Minoan Linear A ideogram for “man” “soldier” + supersyllabogram KA = kapa = Mycenaean Linear B = eqeta
Minoan Linear A ideogram for “man” “soldier” + supersyllabogram KA = kapa = Mycenaean Linear B = eqeta:
The illustration above highlights the Minoan Linear A ideogram for “man” “soldier” + supersyllabogram KA = kapa = Mycenaean Linear B = eqeta, which in turn is the Mycenaean military functionary called in English “soldier” (approximately). Actually, the eqeta were the personal attendants of the rawaketa or Leader of the Host (Homeric), otherwise known as the Commander-in-Chief. Yet this title was often synonymous with wanaka, the king, who in the case of the Trojan War was none other than Agamemnon. Since the high Minoan civilization (Late Middle Minoan MMIIIb, ca 1600 BCE)

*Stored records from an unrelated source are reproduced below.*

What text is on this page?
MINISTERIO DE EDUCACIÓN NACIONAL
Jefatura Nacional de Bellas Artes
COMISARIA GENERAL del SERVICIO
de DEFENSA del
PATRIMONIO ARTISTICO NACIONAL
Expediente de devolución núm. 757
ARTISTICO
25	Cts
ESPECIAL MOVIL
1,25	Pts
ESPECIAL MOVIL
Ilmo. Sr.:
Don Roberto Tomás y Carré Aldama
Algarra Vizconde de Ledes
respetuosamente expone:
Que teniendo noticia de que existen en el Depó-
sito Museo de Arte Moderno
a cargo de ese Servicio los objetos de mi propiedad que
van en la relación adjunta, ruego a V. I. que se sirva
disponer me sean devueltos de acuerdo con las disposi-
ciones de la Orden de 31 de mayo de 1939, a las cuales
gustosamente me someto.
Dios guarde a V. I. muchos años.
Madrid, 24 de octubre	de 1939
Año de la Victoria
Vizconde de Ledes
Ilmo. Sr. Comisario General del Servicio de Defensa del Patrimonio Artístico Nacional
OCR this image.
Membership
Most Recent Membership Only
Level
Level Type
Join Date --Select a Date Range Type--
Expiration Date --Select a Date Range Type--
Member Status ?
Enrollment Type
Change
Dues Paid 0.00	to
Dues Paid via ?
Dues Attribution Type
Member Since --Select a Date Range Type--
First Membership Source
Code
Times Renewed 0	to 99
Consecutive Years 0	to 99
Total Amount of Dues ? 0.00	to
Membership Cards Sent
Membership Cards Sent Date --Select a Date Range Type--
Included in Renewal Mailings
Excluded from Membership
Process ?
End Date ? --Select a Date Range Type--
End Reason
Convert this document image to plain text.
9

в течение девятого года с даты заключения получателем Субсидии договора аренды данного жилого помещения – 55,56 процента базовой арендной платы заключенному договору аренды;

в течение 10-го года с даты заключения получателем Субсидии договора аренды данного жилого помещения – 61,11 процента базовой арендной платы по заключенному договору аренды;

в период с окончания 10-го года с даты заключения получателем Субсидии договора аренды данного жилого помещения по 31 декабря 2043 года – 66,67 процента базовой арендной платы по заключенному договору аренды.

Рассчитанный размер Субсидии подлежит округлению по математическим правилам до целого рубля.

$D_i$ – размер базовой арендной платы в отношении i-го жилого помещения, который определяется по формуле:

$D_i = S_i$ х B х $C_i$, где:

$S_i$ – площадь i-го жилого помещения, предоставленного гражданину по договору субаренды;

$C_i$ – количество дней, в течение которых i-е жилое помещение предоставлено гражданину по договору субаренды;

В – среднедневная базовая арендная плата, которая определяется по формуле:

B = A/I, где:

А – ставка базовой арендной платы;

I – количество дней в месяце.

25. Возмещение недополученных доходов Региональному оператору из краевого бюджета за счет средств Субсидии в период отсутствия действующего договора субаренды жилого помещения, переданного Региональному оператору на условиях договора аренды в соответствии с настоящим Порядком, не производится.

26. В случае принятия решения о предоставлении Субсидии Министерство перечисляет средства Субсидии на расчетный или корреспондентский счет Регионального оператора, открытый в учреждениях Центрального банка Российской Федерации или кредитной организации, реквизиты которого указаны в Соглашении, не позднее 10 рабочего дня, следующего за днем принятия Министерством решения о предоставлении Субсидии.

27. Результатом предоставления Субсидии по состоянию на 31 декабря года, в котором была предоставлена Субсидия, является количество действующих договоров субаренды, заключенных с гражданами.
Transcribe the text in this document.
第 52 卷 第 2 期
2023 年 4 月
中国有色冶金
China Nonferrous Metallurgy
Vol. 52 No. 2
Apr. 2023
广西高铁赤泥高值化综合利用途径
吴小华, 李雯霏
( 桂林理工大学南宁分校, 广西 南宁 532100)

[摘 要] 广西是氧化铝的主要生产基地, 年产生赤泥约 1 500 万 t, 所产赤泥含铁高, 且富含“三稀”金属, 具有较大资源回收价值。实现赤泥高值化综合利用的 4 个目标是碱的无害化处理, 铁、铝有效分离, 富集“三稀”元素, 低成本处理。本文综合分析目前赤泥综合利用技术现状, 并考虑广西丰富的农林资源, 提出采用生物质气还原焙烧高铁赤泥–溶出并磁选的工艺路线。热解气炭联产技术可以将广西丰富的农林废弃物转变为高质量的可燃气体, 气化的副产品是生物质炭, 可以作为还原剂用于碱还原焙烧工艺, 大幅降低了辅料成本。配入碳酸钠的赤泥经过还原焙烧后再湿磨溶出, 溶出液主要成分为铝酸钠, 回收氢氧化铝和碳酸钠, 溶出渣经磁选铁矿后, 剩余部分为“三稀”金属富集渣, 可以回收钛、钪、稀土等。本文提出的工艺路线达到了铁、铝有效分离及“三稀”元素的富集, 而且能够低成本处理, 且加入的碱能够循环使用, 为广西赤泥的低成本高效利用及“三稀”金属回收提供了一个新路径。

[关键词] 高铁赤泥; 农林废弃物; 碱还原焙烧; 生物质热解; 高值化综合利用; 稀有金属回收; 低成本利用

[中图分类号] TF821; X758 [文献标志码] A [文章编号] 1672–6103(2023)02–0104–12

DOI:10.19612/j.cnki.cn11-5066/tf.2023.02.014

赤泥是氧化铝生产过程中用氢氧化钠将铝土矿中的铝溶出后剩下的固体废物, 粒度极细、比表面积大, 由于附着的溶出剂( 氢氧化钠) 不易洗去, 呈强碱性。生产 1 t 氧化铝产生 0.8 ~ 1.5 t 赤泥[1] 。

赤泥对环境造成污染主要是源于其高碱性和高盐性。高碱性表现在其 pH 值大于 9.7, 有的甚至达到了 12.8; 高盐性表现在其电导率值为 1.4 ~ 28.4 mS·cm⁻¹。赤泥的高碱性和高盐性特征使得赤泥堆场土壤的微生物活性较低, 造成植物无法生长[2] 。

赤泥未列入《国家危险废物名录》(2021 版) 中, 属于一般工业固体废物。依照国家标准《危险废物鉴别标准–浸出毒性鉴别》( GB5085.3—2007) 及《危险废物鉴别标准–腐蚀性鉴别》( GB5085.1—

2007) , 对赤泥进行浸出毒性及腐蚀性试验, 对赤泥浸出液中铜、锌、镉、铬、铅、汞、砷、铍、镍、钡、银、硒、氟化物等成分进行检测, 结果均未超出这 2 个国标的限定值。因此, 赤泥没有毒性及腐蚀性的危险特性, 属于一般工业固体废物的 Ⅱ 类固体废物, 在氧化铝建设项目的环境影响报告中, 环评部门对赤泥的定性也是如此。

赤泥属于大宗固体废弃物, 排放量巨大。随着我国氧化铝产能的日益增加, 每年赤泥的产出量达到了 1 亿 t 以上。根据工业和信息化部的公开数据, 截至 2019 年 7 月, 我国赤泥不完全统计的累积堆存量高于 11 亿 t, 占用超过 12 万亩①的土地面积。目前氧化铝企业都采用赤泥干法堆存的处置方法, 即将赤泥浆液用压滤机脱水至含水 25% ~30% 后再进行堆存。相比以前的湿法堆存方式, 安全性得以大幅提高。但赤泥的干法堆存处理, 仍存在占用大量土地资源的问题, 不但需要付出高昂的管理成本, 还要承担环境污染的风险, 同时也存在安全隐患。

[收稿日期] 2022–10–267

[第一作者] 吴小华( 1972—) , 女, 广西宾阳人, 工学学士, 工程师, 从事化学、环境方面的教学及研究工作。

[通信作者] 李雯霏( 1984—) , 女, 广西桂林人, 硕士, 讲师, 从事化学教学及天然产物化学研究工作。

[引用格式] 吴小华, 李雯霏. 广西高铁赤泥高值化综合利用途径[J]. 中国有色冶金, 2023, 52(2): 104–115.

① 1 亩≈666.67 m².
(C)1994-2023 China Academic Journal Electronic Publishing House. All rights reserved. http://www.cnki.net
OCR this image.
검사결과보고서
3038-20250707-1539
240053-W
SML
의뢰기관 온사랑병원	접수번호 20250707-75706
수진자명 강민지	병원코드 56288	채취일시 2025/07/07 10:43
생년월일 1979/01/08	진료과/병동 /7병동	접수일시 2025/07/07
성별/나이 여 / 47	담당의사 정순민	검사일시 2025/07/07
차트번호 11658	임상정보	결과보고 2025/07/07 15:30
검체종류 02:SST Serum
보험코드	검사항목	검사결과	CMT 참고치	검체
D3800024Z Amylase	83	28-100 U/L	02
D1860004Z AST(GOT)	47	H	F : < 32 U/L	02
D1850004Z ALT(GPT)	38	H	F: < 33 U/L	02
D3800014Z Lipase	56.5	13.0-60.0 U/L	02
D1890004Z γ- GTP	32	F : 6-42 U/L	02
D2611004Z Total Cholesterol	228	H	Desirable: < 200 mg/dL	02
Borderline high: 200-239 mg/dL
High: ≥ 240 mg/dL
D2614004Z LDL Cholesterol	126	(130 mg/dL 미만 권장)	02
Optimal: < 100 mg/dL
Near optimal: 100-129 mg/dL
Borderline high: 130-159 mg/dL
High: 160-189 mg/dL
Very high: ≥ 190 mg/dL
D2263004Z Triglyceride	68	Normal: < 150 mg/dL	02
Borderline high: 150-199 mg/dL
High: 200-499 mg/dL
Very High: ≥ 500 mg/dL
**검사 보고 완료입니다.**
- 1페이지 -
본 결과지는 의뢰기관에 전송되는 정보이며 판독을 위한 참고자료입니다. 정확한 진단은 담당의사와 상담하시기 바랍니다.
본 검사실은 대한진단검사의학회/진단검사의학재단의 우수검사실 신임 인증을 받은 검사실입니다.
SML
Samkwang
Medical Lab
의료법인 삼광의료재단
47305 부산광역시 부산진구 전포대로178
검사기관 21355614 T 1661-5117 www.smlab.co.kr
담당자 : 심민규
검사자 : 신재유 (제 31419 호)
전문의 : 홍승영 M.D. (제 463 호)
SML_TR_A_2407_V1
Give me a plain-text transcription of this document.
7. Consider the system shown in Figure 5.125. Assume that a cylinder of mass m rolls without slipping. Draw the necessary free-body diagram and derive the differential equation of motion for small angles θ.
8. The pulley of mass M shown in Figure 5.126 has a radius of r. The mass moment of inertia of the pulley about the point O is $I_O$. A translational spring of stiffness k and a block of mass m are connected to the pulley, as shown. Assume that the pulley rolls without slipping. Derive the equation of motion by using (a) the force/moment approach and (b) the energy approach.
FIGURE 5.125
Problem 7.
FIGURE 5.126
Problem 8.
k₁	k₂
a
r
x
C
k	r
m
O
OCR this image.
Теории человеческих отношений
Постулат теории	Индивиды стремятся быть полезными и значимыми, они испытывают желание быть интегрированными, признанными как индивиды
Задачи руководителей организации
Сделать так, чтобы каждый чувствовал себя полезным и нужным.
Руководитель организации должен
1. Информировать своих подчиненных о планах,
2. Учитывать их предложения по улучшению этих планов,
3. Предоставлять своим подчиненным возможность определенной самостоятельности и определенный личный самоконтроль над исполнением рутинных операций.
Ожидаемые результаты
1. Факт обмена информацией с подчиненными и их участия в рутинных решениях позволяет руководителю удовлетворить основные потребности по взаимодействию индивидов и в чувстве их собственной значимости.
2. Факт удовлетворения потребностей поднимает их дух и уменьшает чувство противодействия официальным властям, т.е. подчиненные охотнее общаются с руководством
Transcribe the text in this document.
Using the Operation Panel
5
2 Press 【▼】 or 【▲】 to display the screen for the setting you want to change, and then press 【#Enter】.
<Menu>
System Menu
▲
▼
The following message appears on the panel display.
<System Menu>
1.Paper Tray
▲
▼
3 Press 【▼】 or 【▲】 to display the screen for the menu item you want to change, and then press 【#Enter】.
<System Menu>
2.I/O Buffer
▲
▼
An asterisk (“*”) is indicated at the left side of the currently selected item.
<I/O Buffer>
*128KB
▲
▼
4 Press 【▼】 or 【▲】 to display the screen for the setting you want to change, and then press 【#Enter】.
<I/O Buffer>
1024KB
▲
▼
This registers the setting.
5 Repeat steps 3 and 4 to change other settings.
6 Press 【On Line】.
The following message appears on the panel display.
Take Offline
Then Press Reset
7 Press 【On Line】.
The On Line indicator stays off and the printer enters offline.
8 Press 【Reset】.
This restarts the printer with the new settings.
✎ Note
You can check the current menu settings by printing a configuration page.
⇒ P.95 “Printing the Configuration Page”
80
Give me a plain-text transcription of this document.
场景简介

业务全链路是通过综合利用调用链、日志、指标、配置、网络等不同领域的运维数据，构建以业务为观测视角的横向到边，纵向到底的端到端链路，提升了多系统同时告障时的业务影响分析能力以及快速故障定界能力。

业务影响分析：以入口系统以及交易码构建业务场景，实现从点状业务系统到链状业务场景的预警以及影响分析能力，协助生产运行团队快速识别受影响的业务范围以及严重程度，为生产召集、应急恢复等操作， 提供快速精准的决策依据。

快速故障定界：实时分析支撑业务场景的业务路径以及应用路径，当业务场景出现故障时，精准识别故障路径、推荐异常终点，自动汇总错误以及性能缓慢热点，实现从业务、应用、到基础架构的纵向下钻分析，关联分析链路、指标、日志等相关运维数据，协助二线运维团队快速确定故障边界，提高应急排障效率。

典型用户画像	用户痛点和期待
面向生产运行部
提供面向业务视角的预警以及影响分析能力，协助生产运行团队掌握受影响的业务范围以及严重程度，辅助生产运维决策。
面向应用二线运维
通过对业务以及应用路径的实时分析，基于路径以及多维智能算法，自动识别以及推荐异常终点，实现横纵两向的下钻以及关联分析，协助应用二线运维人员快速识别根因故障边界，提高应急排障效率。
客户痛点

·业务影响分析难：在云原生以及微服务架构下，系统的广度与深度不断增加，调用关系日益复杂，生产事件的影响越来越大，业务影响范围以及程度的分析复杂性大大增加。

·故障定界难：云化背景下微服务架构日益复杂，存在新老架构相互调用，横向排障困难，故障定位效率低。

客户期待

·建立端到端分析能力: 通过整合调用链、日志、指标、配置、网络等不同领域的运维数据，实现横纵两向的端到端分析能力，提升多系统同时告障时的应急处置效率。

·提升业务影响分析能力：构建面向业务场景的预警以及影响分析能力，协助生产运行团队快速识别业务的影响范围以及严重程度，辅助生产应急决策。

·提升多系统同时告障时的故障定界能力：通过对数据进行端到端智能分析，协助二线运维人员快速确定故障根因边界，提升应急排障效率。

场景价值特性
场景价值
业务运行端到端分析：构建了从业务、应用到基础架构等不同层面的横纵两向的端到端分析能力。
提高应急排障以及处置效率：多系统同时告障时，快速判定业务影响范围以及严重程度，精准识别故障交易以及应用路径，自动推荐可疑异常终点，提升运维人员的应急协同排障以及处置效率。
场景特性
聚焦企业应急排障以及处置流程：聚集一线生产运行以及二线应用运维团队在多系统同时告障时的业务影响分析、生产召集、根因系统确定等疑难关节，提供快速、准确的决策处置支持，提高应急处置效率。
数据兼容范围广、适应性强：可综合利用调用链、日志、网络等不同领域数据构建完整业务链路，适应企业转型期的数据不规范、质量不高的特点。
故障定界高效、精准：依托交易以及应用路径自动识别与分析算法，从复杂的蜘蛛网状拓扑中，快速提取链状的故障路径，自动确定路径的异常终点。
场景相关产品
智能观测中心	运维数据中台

preceded the Mycenaean at Knossos (Late Minoan III, ca 1450 BCE) by about 150 years, it is of course impossible to directly cross-correlate the Minoan word kapa with the Mycenaean eqeta, which came much later, typically at Mycenae itself and at Pylos (ca 1400-1200 BCE). So kapa may not strictly mean “follower”, but simply “soldier” or “foot soldier”. Yet it must be said in all fairness that the Minoan soldier was highly likely to be a subaltern, in other words, follower of his ultimate supernumerary, the King of Knossos.
I am relatively confident of my decipherment, given that Haghia Triada tablet HT 94 mentions 62 kapa, a number commensurate with a company of followers or (foot) soldiers, attendants to the King.
This is the fifty-seventh (57) Minoan Linear A word I have deciphered, more or less accurately (in this case more).